2013.07.01// D. Jędrzejewska
Artysta przeważnie posiada wrażliwą duszę, o ile nie nadwrażliwą. Dotyczy to również artysty-pisarza – zwykle obdarzonego imponującą inteligencją i doświadczonego „bólem świata”. Historia literatury zna niejeden przypadek cierpiącej duszy, która pewnego dnia postanowiła ze sobą skończyć. Biografie pisarek samobójczyń do dziś fascynują, intrygują i wygląda również na to, że… inspirują. Udowodnił to słynący z kontrowersji magazyn „Vice Magazine”, zamieszczając na swoich łamach specyficzną, modową sesję zdjęciową. Na zdjęciach wykonanych przez fotografkę Annabel Mehran możemy przyjrzeć się inscenizacją stylizowanym na samobójstwa słynnych pisarek: Virginii Woolf, Sylvii Plath, Charlotte Perkins Gilman, Dorothy Parker, Sanmao, Iris Chang i Elise Cowen. Pomysł niestety nie przemówił do wszystkich odbiorców i pod wpływem burzliwych dyskusji internautów fotki zniknęły ze strony internetowej magazynu.

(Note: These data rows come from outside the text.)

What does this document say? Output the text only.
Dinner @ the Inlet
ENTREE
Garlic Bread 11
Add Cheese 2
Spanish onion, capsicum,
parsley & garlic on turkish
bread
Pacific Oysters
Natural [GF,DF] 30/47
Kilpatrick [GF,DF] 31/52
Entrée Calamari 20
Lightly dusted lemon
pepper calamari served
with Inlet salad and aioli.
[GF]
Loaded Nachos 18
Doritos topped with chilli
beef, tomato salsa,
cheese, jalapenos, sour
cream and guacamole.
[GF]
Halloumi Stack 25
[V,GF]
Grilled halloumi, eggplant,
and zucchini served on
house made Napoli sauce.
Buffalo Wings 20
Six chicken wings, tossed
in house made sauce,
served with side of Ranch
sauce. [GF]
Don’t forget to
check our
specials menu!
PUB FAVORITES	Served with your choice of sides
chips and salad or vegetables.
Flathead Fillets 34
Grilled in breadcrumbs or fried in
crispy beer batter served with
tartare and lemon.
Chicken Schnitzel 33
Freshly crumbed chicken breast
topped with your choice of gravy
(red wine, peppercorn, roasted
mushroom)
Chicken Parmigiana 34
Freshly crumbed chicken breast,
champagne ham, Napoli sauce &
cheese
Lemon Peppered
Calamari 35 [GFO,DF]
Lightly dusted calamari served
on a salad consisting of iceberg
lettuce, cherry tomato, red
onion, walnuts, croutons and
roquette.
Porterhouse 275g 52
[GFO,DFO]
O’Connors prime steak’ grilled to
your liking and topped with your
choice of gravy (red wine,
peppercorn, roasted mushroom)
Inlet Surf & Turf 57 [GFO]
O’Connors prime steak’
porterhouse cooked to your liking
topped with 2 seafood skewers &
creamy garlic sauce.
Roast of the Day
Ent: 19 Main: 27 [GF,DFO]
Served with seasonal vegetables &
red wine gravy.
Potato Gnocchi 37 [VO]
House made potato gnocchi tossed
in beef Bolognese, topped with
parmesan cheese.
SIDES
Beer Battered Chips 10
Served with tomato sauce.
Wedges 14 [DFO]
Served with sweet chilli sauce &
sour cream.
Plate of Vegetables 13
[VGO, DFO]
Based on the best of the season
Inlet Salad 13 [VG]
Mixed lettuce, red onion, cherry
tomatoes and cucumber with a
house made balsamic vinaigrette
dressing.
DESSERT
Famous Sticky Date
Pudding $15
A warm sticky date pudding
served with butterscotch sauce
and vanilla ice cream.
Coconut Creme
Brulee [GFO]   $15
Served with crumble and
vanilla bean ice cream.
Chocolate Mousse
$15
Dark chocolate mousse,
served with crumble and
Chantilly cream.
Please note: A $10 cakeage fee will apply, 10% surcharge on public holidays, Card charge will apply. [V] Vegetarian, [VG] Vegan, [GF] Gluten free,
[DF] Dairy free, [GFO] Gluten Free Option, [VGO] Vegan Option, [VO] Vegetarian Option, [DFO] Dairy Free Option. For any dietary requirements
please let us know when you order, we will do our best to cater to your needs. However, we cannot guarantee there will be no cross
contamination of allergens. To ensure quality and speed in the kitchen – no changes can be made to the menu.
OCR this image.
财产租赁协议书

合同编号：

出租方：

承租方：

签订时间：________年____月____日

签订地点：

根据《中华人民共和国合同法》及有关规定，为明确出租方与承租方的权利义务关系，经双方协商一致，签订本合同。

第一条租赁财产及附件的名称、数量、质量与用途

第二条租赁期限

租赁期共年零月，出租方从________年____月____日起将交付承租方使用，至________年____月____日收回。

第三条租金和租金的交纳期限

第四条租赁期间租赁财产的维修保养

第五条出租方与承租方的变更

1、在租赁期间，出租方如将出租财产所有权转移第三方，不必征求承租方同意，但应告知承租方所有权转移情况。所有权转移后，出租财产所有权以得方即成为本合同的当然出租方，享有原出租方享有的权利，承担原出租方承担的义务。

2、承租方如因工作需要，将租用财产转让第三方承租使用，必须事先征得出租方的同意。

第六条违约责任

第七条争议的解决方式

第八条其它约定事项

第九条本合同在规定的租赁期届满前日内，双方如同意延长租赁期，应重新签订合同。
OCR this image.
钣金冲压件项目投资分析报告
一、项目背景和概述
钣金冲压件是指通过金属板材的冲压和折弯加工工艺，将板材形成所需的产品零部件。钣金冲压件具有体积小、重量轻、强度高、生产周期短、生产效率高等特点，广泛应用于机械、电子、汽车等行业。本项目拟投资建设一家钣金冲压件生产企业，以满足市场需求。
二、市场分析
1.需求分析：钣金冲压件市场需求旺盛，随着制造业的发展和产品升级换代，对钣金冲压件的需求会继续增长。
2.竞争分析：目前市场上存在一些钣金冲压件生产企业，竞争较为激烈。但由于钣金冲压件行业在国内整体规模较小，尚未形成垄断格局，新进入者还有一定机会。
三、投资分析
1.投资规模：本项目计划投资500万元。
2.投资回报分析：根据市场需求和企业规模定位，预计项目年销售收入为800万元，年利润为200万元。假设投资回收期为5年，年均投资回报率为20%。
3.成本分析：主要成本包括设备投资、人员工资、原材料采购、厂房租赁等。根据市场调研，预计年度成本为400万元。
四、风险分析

Stylizacje, w które zostały ubrane modelki, zostały przygotowane przez Annette Lamothe-Ramos. W podpisach każdej z nich znajdziemy to, co zwykle znajdujemy w modowych sesjach, czyli opis, w co konkretnie zostały przyodziane kobiety na zdjęciach oraz nazwy markowych ubrań. Tym razem jednak otrzymaliśmy coś więcej – nazwiska autorek, ich wiek, miejsce urodzenia i śmierci, a także sposób, w jaki popełniły samobójstwo. Scenerie zdjęć są osobliwe – kobieta przy otwartym piekarniku, brodząca z kamieniem w wodzie, kierująca broń w stronę ust, czy próbująca się powiesić na… markowych pończochach. Głosy oburzenia dotyczące tego pomysłu zostały podniesione nie tylko wśród czytelników magazynu, ale i dziennikarzy oraz przedstawicieli literackiego środowiska. Sesję nazwano „obrzydliwą” reklamą. Stając w obliczu mocnej krytyki, przedstawiciele „Vice Magazine” opublikowali specjalne oświadczenie. W nim zaznaczali, że fotografie zamieszczane na łamach czasopisma od zawsze były niekonwencjonalne i nastawione bardziej na artyzm, niż na modę, która jest tu jedynie czymś w rodzaju przesłania. Zdjęcia mimo usunięcia, rozniosły się po sieci i też można samemu się im przyjrzeć i ocenić.
Każda z biografii pisarek, do których nawiązywały dyskusyjne fotografie jest przejmująco tragiczna. Virginia Woolf, jedna z najznamienitszych angielskich kobiet pióra całe długie lata zmagała się z chorobą afektywną dwubiegunową, depresją, chronicznymi bólami głowy, atakami nerwowymi. Ówcześni lekarze byli bezsilni i nie potrafili jej pomóc. W wieku 59 lat nie wytrzymała – napełniła kieszenie kamieniami i rzuciła się do rzeki Ouse w pobliżu swojego domu. Depresja stała się również rzeczywistością Sylvii Plath. Niespełniona, niedoceniona, cierpiąca na brak pieniędzy, po rozpadzie małżeństwa postanowiła się zabić w wieku zaledwie 31 lat. Dzieci zamknęła w wentylowanym pokoju i zostawiła im śniadanie. Sama odkręciła gaz w kuchni, by przedwcześnie zakończyć życie.
Charlotte Perkins Gilman
Dorothy Parker
Dorothy Parker
Charlotte Perkins Gilman, amerykańska pisarka i feministka, odejść postanowiła po otrzymaniu przykrej wiadomości – dowiedziała się bowiem, że choruje na raka piersi. Wtedy to zaczęła gromadzić zapasy chloroformu, który miał zapewnić jej bezbolesną śmierć. Pozostawiła po sobie list, w którym napisała: „Gdy śmierć jest pewna i nieuchronna, najprostszym z praw człowieka jest wybranie szybkiej i prostej śmierci zamiast powolnej i pełnej cierpienia”. Dorothy Parker z kolei samobójstwo próbowała popełnić kilkakrotnie - bez skutku. Zmarła w końcu na atak serca. Była ekscentryczną postacią, o ironio – słynącą z cierpkiego poczucia humoru. Pozostałe pisarki, mniej znane w Polsce, również zmagały się ze stanami depresyjnymi. Iris Chang w wieku 36 lat strzeliła sobie w usta, Sanmao postanowiła się powiesić, a Elise Cowen skoczyła z siódmego piętra.